Graham chose some very difficult songs by Strauss, including the cruelly high-lying Leises Lied, which was a small triumph of technique but not very comfortable listening. The much better-known Cacilie wanted more punch and ardour. It was rather a relief, after the interval, to relax to the sophisticated simplicity of Hahn's songs with their gratefully shaped vocal lines: quasi-baroque in A Chloris, reminiscent of Faure in Si mes vers avaient des ailes, though Graham didn't quite melt into its curves. Her words could have been more forward in Poulenc's Metamorphoses, too, but the American songs, both humorous and romantic, by Ned Rorem, John Musto, Bernstein and Bolcom showed that she didn't articulate very energetically in English either.

Graham has a very good voice but she seemed a slightly aloof performer. She really unbent for the first time in her second encore, "Non so piu", from Mozart's Figaro, into which she threw herself with a sort of painful urgency - a good alternative for the more usual breathlessness.

On Wednesday Paul Agnew and Christopher Wilson began their Purcell Room programme of Dowland and Morley in darkness. After the second Dowland song, Agnew told us they didn't want to add to the mood of despair, but the lights made a constant buzz.

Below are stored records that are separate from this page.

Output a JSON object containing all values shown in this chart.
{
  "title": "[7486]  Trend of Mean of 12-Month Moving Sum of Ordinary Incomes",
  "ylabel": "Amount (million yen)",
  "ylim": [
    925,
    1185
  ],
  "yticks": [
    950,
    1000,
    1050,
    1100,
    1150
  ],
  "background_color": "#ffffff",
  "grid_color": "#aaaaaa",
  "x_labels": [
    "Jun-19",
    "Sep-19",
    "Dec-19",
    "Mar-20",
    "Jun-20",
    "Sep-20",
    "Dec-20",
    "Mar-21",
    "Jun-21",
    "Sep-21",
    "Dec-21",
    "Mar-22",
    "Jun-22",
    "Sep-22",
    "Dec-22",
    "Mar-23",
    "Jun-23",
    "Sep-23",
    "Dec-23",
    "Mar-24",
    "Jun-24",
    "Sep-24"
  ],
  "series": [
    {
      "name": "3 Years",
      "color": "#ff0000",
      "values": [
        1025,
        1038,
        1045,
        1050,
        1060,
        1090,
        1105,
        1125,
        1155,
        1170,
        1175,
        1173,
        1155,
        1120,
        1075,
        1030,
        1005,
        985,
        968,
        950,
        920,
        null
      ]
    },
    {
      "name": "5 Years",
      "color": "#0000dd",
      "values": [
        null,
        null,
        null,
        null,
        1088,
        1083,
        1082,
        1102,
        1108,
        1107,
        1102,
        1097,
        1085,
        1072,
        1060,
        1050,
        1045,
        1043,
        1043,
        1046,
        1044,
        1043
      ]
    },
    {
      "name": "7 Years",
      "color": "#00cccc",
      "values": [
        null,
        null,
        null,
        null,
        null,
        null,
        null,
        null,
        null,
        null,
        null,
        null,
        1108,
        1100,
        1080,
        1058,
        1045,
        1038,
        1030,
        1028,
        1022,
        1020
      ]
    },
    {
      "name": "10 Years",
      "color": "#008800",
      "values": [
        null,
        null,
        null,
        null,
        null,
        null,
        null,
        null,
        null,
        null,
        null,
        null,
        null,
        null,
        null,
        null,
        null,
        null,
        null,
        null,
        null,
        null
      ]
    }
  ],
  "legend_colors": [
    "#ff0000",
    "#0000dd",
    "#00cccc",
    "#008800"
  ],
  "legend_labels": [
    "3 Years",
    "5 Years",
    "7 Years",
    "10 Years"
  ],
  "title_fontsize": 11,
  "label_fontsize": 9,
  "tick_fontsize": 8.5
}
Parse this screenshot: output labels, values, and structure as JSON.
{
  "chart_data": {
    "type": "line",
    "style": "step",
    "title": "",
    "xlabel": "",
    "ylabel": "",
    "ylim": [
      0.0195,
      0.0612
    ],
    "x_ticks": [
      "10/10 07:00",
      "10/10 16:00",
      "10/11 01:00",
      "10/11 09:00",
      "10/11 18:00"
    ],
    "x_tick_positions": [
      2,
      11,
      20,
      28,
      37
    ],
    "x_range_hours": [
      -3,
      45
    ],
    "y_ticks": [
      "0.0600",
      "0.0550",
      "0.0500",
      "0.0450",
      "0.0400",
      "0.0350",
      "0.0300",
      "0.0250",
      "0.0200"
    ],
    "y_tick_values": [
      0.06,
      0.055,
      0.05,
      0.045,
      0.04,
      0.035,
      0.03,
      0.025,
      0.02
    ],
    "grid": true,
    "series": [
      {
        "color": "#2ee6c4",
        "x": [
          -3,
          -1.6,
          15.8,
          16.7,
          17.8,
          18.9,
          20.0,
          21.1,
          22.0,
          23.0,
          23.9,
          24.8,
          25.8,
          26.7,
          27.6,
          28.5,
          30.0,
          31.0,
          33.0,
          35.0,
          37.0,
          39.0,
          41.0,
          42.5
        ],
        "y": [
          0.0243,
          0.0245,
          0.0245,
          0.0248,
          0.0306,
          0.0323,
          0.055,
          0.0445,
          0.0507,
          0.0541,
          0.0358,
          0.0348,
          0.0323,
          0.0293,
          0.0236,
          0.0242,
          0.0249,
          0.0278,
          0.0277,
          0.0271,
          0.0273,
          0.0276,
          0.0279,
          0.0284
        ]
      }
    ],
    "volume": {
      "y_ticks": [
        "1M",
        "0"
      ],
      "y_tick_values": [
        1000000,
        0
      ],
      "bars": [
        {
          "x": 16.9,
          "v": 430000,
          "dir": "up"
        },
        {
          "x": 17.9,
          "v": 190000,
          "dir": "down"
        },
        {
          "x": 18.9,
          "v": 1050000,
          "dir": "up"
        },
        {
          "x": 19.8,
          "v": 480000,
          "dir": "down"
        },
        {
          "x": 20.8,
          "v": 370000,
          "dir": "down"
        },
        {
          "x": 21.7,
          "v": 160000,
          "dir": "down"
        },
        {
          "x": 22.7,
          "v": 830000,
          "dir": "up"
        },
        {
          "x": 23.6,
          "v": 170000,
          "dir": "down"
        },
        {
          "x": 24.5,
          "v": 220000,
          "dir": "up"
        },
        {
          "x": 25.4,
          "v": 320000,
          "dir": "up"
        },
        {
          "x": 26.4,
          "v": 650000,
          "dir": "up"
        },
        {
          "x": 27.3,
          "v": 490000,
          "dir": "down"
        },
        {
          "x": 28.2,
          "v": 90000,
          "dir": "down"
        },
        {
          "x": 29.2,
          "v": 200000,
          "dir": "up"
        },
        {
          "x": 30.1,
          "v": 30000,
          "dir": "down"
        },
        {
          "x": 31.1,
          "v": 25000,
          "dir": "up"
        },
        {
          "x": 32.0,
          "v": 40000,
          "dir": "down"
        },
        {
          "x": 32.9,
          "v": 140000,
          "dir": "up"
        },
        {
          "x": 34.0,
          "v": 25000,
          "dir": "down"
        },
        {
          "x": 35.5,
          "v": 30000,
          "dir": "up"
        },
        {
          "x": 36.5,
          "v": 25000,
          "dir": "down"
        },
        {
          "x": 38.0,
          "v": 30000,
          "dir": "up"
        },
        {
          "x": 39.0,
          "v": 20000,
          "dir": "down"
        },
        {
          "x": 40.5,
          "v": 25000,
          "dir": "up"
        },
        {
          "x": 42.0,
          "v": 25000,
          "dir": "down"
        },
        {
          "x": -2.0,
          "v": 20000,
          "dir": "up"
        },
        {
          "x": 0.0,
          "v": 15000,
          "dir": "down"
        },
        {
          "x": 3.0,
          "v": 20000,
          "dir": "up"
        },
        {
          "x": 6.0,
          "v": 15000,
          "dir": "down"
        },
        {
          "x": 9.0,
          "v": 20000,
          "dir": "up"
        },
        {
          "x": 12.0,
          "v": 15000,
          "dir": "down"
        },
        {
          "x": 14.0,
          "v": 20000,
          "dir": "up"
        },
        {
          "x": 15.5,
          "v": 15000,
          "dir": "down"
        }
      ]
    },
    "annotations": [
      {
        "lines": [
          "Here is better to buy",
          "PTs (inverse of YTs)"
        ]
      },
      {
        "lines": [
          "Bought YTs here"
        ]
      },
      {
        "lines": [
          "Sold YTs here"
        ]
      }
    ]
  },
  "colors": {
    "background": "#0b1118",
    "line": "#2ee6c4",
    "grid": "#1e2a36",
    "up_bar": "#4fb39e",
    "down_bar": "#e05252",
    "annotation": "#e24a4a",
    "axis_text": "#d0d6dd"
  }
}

His words were clear enough to make printed texts unnecessary, but his honeyed tone tempted you to ignore any meaning. Only a very light voice can match the lute's intimate sound, and the way these two musicians melded was the next best thing to one doing both jobs. Within a certain range, Agnew used considerable light and shade without seeming to exaggerate, but his soft-grained tenor was so suave, his manner so genially confiding, you couldn't take all that melancholy too seriously.